That doesn’t make sense. Testing hypotheses about past events giving rise to observed data is always about finding patterns more consistent with the hypothesis, and less consistent with others. If you want to call that “arguing from evolution” then it isn’t clear to me that “arguing from evolution” is any sort of a problem.
Yes, what is the problem here? That description makes good logical sense. Repetitive microsattelite DNA is the sort of thing known to be prone to duplication, which is further corroborated by the fact that similar loci in closely related species show variable length of these repeats.
I’m sure you understand the concept of a metaphor.
In the press release Cheng admits that AFGP evolution “occurred as a result of a series of seemingly improbable, serendipitous events.” For “not just any random DNA sequence can produce a viable protein.”
I’m left wondering so what?
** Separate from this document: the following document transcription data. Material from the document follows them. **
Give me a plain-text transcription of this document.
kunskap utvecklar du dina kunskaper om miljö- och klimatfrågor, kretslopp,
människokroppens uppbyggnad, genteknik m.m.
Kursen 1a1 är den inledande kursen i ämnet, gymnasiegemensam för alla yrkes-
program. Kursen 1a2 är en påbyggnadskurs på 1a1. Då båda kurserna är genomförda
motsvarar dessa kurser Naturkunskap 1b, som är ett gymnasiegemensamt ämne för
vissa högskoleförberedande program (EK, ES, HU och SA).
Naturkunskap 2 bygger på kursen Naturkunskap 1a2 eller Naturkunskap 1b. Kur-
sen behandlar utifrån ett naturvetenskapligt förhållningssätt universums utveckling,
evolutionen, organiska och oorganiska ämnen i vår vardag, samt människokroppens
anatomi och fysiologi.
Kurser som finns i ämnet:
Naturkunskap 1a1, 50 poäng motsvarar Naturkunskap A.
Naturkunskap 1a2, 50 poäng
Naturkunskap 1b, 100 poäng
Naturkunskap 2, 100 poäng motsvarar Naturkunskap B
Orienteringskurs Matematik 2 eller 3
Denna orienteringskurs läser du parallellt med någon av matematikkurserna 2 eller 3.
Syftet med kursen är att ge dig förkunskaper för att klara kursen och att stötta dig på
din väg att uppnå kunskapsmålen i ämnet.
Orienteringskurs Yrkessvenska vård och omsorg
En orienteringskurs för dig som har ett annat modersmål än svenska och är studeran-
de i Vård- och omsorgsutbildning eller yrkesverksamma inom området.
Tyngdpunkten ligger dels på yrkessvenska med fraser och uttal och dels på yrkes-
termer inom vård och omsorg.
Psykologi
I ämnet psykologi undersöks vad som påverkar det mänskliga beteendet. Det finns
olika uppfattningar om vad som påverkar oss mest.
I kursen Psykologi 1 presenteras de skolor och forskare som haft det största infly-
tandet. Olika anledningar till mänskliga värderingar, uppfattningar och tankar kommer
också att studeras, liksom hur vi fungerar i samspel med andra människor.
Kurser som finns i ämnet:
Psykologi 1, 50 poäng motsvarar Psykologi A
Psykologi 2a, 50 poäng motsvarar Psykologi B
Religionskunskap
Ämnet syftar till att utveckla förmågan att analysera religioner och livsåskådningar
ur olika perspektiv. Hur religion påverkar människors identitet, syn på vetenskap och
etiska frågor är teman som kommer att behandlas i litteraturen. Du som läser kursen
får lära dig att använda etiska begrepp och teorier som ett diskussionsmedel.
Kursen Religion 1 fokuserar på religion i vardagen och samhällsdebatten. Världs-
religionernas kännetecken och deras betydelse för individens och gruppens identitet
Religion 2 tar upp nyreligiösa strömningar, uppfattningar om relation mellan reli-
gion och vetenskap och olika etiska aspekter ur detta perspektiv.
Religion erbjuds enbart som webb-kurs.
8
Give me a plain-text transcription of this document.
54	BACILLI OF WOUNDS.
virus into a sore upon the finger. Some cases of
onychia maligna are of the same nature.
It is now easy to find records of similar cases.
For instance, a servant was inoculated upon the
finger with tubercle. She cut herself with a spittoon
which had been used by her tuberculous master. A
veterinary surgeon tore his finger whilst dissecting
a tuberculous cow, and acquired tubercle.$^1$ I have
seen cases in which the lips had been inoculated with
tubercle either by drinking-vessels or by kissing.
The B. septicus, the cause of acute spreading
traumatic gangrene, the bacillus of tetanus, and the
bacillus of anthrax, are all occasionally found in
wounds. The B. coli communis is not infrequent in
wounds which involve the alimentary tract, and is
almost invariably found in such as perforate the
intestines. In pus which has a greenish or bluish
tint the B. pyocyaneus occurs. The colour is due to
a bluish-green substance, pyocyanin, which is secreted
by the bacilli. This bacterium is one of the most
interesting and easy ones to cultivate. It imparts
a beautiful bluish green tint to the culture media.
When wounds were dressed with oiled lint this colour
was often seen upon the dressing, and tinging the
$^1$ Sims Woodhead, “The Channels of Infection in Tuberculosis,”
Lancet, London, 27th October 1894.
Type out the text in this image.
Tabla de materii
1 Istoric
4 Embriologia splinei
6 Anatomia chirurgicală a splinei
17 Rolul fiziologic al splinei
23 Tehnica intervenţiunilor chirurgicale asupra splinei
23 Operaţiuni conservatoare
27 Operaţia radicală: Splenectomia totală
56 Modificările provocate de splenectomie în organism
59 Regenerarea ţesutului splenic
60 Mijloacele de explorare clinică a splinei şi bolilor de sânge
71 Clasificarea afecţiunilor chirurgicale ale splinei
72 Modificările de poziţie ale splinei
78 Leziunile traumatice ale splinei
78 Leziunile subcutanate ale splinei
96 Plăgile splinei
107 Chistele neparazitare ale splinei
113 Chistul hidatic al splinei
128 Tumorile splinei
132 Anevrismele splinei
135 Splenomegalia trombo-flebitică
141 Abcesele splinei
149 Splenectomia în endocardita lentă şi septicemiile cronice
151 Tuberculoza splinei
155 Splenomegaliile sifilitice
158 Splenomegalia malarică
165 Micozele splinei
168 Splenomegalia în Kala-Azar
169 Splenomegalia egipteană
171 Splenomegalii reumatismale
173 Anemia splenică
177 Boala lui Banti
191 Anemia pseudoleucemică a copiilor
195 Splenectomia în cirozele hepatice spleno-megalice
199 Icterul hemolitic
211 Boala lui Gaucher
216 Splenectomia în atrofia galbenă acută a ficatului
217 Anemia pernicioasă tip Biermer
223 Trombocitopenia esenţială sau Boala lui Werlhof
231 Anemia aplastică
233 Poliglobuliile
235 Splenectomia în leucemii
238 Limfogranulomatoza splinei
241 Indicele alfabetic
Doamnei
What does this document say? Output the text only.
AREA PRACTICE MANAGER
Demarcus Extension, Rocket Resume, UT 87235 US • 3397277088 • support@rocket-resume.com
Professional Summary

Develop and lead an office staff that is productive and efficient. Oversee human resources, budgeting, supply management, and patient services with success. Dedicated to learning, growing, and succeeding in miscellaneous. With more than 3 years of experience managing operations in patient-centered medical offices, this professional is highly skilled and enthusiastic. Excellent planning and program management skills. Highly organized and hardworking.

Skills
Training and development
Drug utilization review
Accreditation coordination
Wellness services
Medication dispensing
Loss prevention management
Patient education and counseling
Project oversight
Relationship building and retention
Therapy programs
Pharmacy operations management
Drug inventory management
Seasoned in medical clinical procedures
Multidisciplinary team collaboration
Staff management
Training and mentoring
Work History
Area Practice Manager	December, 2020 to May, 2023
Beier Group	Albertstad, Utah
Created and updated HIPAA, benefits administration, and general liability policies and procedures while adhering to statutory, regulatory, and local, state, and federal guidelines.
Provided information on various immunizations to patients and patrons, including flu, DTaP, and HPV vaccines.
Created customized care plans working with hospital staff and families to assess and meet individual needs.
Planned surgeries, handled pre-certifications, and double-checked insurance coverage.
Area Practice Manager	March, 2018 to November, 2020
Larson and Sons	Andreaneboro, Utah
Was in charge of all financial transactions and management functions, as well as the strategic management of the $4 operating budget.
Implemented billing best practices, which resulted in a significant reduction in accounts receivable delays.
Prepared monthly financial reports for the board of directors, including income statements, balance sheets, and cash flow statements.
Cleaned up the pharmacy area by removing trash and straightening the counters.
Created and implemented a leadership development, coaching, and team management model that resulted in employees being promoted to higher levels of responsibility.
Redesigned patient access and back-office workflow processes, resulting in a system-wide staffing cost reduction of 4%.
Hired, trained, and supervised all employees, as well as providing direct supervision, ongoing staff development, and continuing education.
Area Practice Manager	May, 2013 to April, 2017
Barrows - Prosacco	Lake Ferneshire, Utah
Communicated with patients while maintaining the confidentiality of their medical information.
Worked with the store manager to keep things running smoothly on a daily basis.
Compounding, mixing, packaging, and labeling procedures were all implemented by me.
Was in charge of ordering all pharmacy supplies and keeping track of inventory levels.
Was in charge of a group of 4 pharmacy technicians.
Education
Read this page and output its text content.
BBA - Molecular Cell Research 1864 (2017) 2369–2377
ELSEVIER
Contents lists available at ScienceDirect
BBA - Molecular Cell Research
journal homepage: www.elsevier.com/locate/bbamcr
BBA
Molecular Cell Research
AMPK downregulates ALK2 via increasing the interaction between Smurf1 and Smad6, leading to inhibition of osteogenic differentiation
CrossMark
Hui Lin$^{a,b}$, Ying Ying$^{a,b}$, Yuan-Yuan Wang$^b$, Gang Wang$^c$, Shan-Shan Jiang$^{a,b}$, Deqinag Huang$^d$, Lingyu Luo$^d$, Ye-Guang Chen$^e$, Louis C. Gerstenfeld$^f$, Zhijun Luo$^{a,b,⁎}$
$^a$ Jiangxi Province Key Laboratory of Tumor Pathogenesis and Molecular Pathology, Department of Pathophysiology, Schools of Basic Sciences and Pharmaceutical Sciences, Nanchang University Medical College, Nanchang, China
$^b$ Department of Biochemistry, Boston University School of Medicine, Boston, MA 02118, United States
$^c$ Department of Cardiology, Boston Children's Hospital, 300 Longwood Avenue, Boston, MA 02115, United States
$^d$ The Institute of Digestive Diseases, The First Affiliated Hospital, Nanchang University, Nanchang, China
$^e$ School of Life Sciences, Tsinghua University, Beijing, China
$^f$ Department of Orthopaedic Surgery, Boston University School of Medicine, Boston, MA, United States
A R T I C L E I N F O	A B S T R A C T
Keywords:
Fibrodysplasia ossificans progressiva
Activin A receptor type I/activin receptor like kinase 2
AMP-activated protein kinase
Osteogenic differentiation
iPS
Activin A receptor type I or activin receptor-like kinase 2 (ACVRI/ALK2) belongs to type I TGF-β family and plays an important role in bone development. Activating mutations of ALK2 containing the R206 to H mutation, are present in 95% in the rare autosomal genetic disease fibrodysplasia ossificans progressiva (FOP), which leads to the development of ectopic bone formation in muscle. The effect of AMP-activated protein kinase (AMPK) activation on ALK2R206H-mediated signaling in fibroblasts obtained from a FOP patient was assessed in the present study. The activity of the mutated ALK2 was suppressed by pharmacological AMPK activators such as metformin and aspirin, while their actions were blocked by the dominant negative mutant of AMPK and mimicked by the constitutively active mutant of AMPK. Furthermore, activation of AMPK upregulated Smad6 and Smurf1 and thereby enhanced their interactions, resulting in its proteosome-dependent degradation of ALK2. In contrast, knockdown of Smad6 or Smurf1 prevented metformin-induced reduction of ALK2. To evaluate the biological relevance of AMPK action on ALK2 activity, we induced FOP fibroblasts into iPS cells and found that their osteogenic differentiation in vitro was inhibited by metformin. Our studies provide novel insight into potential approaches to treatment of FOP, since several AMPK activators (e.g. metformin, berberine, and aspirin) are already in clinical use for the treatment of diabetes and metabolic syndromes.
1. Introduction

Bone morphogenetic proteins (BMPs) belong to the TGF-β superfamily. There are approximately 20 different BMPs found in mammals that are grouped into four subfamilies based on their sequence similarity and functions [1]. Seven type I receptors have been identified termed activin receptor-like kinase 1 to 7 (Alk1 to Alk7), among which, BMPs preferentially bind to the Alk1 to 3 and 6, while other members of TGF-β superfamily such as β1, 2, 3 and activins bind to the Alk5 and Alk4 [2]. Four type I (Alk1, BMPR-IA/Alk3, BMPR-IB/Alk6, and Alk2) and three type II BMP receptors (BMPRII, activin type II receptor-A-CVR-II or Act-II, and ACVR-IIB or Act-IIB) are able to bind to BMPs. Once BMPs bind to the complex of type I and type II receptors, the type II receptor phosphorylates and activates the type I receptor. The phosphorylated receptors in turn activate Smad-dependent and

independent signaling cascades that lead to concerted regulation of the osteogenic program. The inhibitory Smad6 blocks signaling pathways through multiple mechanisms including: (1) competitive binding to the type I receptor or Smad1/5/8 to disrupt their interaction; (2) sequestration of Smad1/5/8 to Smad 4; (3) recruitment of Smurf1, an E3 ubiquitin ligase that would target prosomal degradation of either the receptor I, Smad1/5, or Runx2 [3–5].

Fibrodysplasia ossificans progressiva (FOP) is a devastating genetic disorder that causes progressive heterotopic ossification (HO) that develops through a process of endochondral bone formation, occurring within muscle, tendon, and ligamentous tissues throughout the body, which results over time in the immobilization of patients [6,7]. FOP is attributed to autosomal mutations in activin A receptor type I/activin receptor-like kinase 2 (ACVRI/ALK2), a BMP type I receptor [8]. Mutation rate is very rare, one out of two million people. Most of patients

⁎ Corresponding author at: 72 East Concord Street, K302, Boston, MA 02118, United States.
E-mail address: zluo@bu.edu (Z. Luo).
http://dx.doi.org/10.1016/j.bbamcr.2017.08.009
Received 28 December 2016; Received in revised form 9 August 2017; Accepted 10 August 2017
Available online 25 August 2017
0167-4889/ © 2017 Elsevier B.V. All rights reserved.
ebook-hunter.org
You’re not explaining how that is a problem, or even that it is a problem?
Furthermore, in addition to the gene itself, “several other serendipitous events occurred.” The DNA was “edited in just the right way,” and “somehow, the gene also obtained the proper control sequence that would allow the new gene to be transcribed into RNA.”
Serendipity/Just-So is prevalent in evolutionary thinking. It is a monumental problem.
So you say, but it’s not clear to me what the problem even is. You seem to have said what amounts to “this particular chain of events looks now, after the fact, as an unlikely combination”. But wouldn’t that be true for ANY conjunction of serial stochastic events?